Para o levantamento de dados biográficos foram esmiuçados os arquivos públicos e bibliotecas de várias capitais do Brasil e, principalmente, aqueles localizados no Rio de Janeiro, que ainda concentra grande parte dos acervos documentais do País. Os coordenadores focaram luz sobre a história de mulheres cujas vozes não foram ouvidas, mostrando também aquelas que viveram à margem dos anais históricos oficiais. Por isso, nomes relegados ao esquecimento pelos historiadores aparecem pela primeira vez em obra de referência.
A editora contou com um comitê consultivo na seleção dos nomes femininos relevantes, que de alguma forma contribuíram para a transformação social. A data limite para reunir os nomes contemporâneos foi 1975, o que deixou de fora muitos nomes de projeção da atual história brasileira. Em função do acervo pesquisado e pelo contexto histórico, as mulheres cariocas e nordestinas aparecem em maior número. Os organizadores ressaltam na apresentação do livro que a história das mulheres é uma história recente.
No Paraná, o número de mulheres que emergiram do anonimato para os anais da história ainda é muito reduzido, segundo o ‘‘Dicionário de Mulheres’’. Citadas no livro figuram Cordélia Ferreira (1898-?), radioatriz, e Júlia da Costa (1844-1911), poetisa. As duas, por acidente geográfico, nasceram no Paraná e se mudaram ainda pequenas para outras paragens. O Dicionário ainda cita Leonor Castellano (1899-?), professora e feminista.
O único destaque paranaense recai sobre a professora Júlia Wanderley, (1874-1918), profissional da educação que abriu caminhos para outras moças da época ao ser a primeira aluna a cursar a Escola Normal, só frequentada por garotos.
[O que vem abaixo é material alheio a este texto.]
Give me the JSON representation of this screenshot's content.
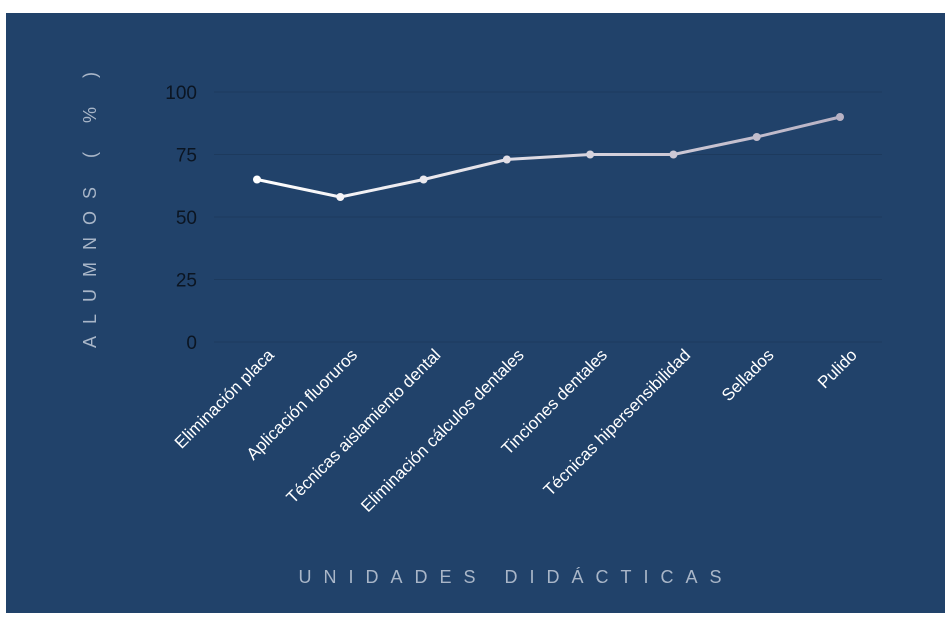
{
  "chart_data": {
    "type": "line",
    "xlabel": "UNIDADES DIDÁCTICAS",
    "ylabel": "ALUMNOS ( % )",
    "ylim": [
      0,
      100
    ],
    "yticks": [
      "0",
      "25",
      "50",
      "75",
      "100"
    ],
    "categories": [
      "Eliminación placa",
      "Aplicación fluoruros",
      "Técnicas aislamiento dental",
      "Eliminación cálculos dentales",
      "Tinciones dentales",
      "Técnicas hipersensibilidad",
      "Sellados",
      "Pulido"
    ],
    "series": [
      {
        "values": [
          65,
          58,
          65,
          73,
          75,
          75,
          82,
          90
        ]
      }
    ],
    "grid": true,
    "colors": {
      "background": "#21426a",
      "line_start": "#ffffff",
      "line_end": "#b8b2c4",
      "tick_y": "#0b1522",
      "tick_x": "#ffffff",
      "axis_title": "#a9b6c8"
    }
  }
}
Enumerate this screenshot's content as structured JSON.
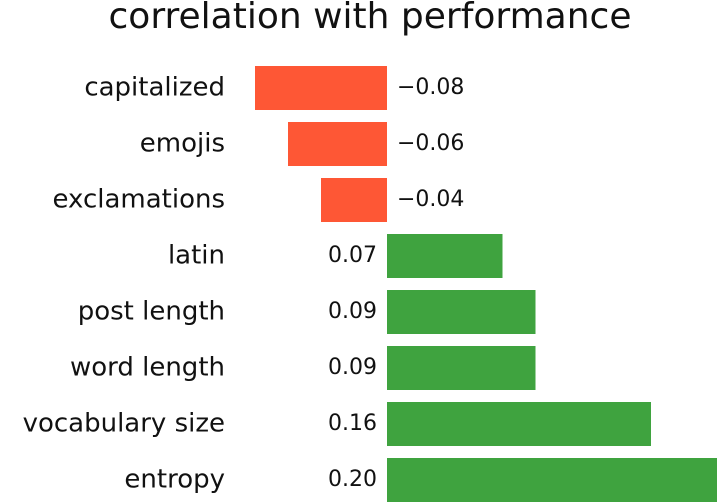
{
  "chart_data": {
    "type": "barh",
    "title": "correlation with performance",
    "categories": [
      "capitalized",
      "emojis",
      "exclamations",
      "latin",
      "post length",
      "word length",
      "vocabulary size",
      "entropy"
    ],
    "values": [
      -0.08,
      -0.06,
      -0.04,
      0.07,
      0.09,
      0.09,
      0.16,
      0.2
    ],
    "value_labels": [
      "−0.08",
      "−0.06",
      "−0.04",
      "0.07",
      "0.09",
      "0.09",
      "0.16",
      "0.20"
    ],
    "colors": [
      "#fe5735",
      "#fe5735",
      "#fe5735",
      "#3fa33f",
      "#3fa33f",
      "#3fa33f",
      "#3fa33f",
      "#3fa33f"
    ],
    "xlim": [
      -0.08,
      0.2
    ]
  }
}
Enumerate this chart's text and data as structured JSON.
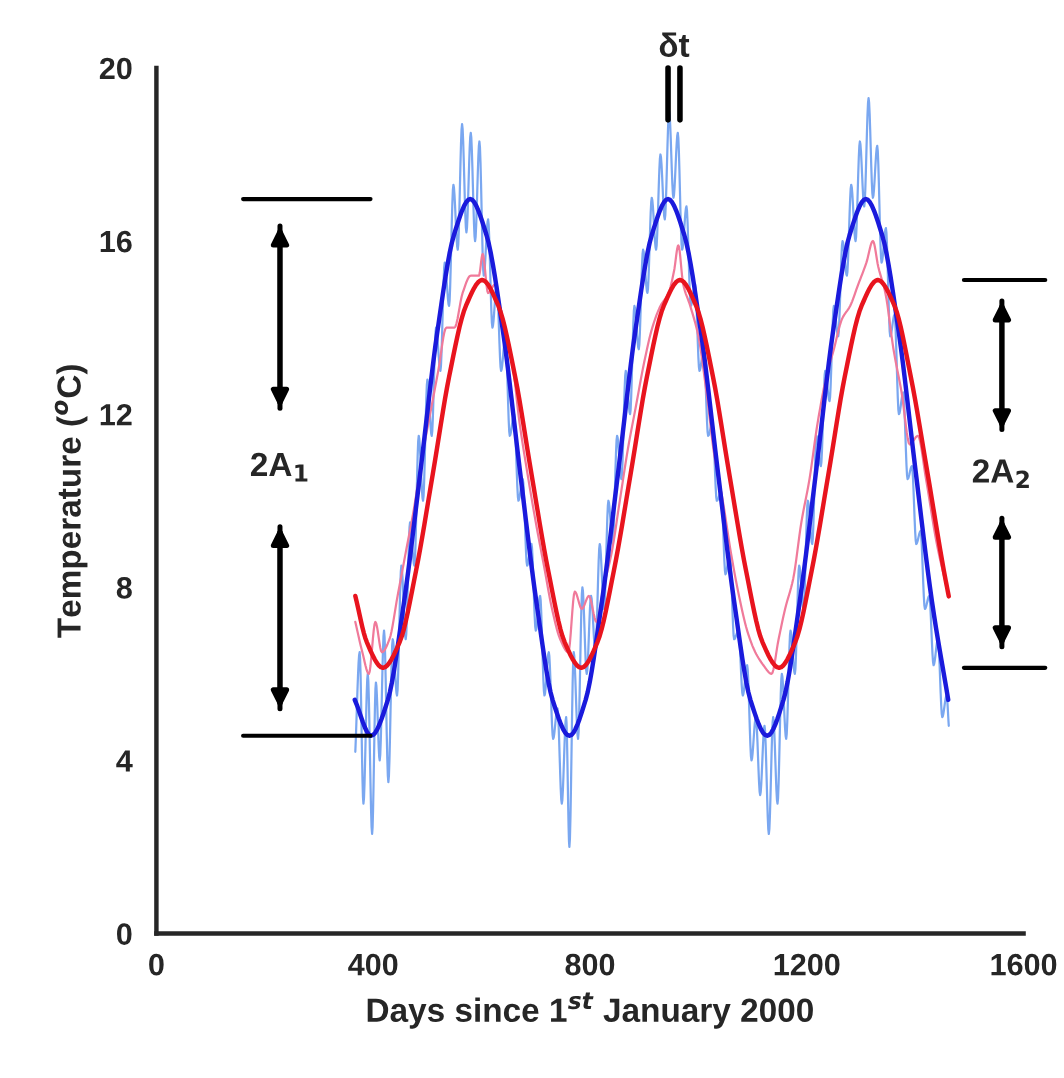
{
  "chart_data": {
    "type": "line",
    "xlabel": "Days since 1$^{st}$ January 2000",
    "ylabel": "Temperature ($^{o}$C)",
    "annotations": [
      "2A$_{1}$",
      "2A$_{2}$",
      "δt"
    ],
    "xlim": [
      0,
      1600
    ],
    "xticks": [
      0,
      400,
      800,
      1200,
      1600
    ],
    "ylim": [
      0,
      20
    ],
    "yticks": [
      0,
      4,
      8,
      12,
      16,
      20
    ],
    "grid": false,
    "legend": false,
    "marker": "none",
    "line_style": "solid",
    "series": [
      {
        "color": "#7aa7f0",
        "x": [
          367,
          375,
          382,
          390,
          398,
          405,
          412,
          420,
          428,
          436,
          444,
          452,
          460,
          468,
          476,
          484,
          492,
          500,
          508,
          516,
          524,
          532,
          540,
          548,
          556,
          564,
          572,
          580,
          588,
          596,
          604,
          612,
          620,
          628,
          636,
          644,
          652,
          660,
          668,
          676,
          684,
          692,
          700,
          708,
          716,
          724,
          732,
          740,
          748,
          756,
          762,
          770,
          778,
          786,
          794,
          802,
          810,
          818,
          826,
          834,
          842,
          850,
          858,
          866,
          874,
          882,
          890,
          898,
          906,
          914,
          922,
          930,
          938,
          946,
          954,
          962,
          970,
          978,
          986,
          994,
          1002,
          1010,
          1018,
          1026,
          1034,
          1042,
          1050,
          1058,
          1066,
          1074,
          1082,
          1090,
          1098,
          1106,
          1114,
          1122,
          1130,
          1138,
          1146,
          1154,
          1162,
          1170,
          1178,
          1186,
          1194,
          1202,
          1210,
          1218,
          1226,
          1234,
          1242,
          1250,
          1258,
          1266,
          1274,
          1282,
          1290,
          1298,
          1306,
          1314,
          1322,
          1330,
          1338,
          1346,
          1354,
          1362,
          1370,
          1378,
          1386,
          1394,
          1402,
          1410,
          1418,
          1426,
          1434,
          1442,
          1450,
          1458,
          1462
        ],
        "values": [
          4.2,
          6.5,
          3.0,
          6.0,
          2.3,
          5.8,
          4.0,
          7.0,
          3.5,
          6.8,
          5.5,
          8.5,
          6.8,
          9.5,
          8.5,
          11.5,
          10.0,
          12.8,
          11.5,
          14.0,
          13.0,
          15.5,
          14.5,
          17.3,
          15.8,
          18.7,
          16.2,
          18.5,
          16.0,
          18.3,
          15.2,
          16.5,
          14.0,
          15.0,
          13.0,
          13.8,
          11.5,
          12.0,
          10.0,
          10.5,
          8.5,
          9.0,
          7.0,
          7.8,
          5.5,
          6.5,
          4.5,
          5.2,
          3.0,
          5.0,
          2.0,
          6.5,
          4.5,
          8.0,
          6.0,
          7.8,
          6.5,
          9.0,
          7.5,
          10.0,
          9.0,
          11.5,
          10.5,
          13.0,
          12.0,
          14.5,
          13.5,
          15.8,
          14.8,
          17.0,
          15.8,
          18.0,
          16.5,
          19.0,
          17.0,
          18.5,
          15.8,
          16.8,
          14.5,
          15.0,
          13.0,
          13.5,
          11.5,
          11.8,
          10.0,
          10.2,
          8.3,
          8.8,
          6.8,
          7.0,
          5.5,
          6.2,
          4.0,
          5.0,
          3.2,
          4.8,
          2.3,
          5.0,
          3.0,
          6.0,
          4.5,
          7.0,
          6.0,
          8.5,
          7.5,
          10.0,
          9.0,
          11.5,
          10.8,
          13.0,
          12.3,
          14.5,
          13.8,
          16.0,
          15.2,
          17.3,
          16.0,
          18.3,
          16.8,
          19.3,
          17.0,
          18.2,
          15.5,
          16.3,
          13.8,
          14.3,
          12.0,
          12.5,
          10.5,
          10.8,
          9.0,
          9.3,
          7.5,
          7.8,
          6.2,
          6.8,
          5.0,
          5.5,
          4.8
        ]
      },
      {
        "color": "#f07a9a",
        "x": [
          367,
          380,
          392,
          404,
          416,
          430,
          445,
          460,
          475,
          490,
          505,
          520,
          535,
          550,
          565,
          580,
          595,
          602,
          612,
          625,
          640,
          655,
          670,
          685,
          700,
          715,
          730,
          745,
          760,
          772,
          785,
          798,
          812,
          825,
          840,
          855,
          870,
          885,
          900,
          915,
          930,
          945,
          955,
          963,
          972,
          985,
          1000,
          1015,
          1030,
          1045,
          1060,
          1075,
          1090,
          1105,
          1120,
          1135,
          1148,
          1160,
          1175,
          1190,
          1205,
          1220,
          1235,
          1250,
          1265,
          1280,
          1295,
          1310,
          1322,
          1332,
          1345,
          1360,
          1375,
          1390,
          1405,
          1420,
          1440,
          1462
        ],
        "values": [
          7.2,
          6.5,
          6.0,
          7.2,
          6.5,
          6.8,
          7.8,
          8.8,
          9.8,
          11.0,
          12.0,
          13.0,
          14.0,
          14.0,
          14.8,
          15.2,
          15.2,
          15.7,
          14.8,
          15.0,
          13.8,
          13.3,
          11.8,
          10.6,
          9.5,
          8.5,
          7.5,
          6.8,
          6.5,
          7.9,
          7.5,
          7.8,
          7.2,
          8.0,
          8.8,
          10.0,
          11.2,
          12.2,
          13.2,
          14.0,
          14.5,
          14.8,
          15.3,
          15.9,
          15.0,
          14.5,
          13.8,
          12.5,
          11.0,
          10.0,
          8.8,
          7.8,
          7.0,
          6.5,
          6.2,
          6.0,
          6.8,
          7.5,
          8.2,
          9.5,
          10.5,
          11.8,
          12.8,
          13.5,
          14.2,
          14.5,
          15.0,
          15.5,
          16.0,
          15.4,
          14.8,
          13.5,
          12.5,
          11.3,
          11.5,
          10.5,
          9.0,
          7.8
        ]
      },
      {
        "color": "#1a1adc",
        "x": [
          366,
          396,
          427,
          457,
          488,
          518,
          549,
          579,
          609,
          640,
          670,
          701,
          731,
          762,
          792,
          822,
          853,
          883,
          914,
          944,
          974,
          1005,
          1035,
          1066,
          1096,
          1127,
          1157,
          1187,
          1218,
          1248,
          1279,
          1309,
          1339,
          1370,
          1400,
          1431,
          1461
        ],
        "values": [
          5.4,
          4.57,
          5.4,
          7.67,
          10.77,
          13.87,
          16.14,
          16.97,
          16.14,
          13.87,
          10.77,
          7.67,
          5.4,
          4.57,
          5.4,
          7.67,
          10.77,
          13.87,
          16.14,
          16.97,
          16.14,
          13.87,
          10.77,
          7.67,
          5.4,
          4.57,
          5.4,
          7.67,
          10.77,
          13.87,
          16.14,
          16.97,
          16.14,
          13.87,
          10.77,
          7.67,
          5.4
        ]
      },
      {
        "color": "#e8141e",
        "x": [
          367,
          388,
          418,
          449,
          479,
          510,
          540,
          571,
          601,
          631,
          662,
          692,
          723,
          753,
          784,
          814,
          844,
          875,
          905,
          936,
          966,
          996,
          1027,
          1057,
          1088,
          1118,
          1149,
          1179,
          1209,
          1240,
          1270,
          1301,
          1331,
          1362,
          1392,
          1423,
          1453,
          1462
        ],
        "values": [
          7.8,
          6.74,
          6.14,
          6.74,
          8.38,
          10.62,
          12.86,
          14.5,
          15.1,
          14.5,
          12.86,
          10.62,
          8.38,
          6.74,
          6.14,
          6.74,
          8.38,
          10.62,
          12.86,
          14.5,
          15.1,
          14.5,
          12.86,
          10.62,
          8.38,
          6.74,
          6.14,
          6.74,
          8.38,
          10.62,
          12.86,
          14.5,
          15.1,
          14.5,
          12.86,
          10.62,
          8.38,
          7.79
        ]
      }
    ]
  }
}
Foi também a primeira mulher a formar-se professora no Paraná. Considerada pelos colegas como advogada do professorado, colaborou com a imprensa local no jornal ‘‘Operário Livre’’, escrevendo artigos sobre educação, pedagogia, questões sociais e ciências.
‘‘Dicionário Mulheres do Brasil’’, organizado por Schuma Schumaher e Érico Vital Brazil, Jorge Zahar Editor. Preço: R$, 49,00.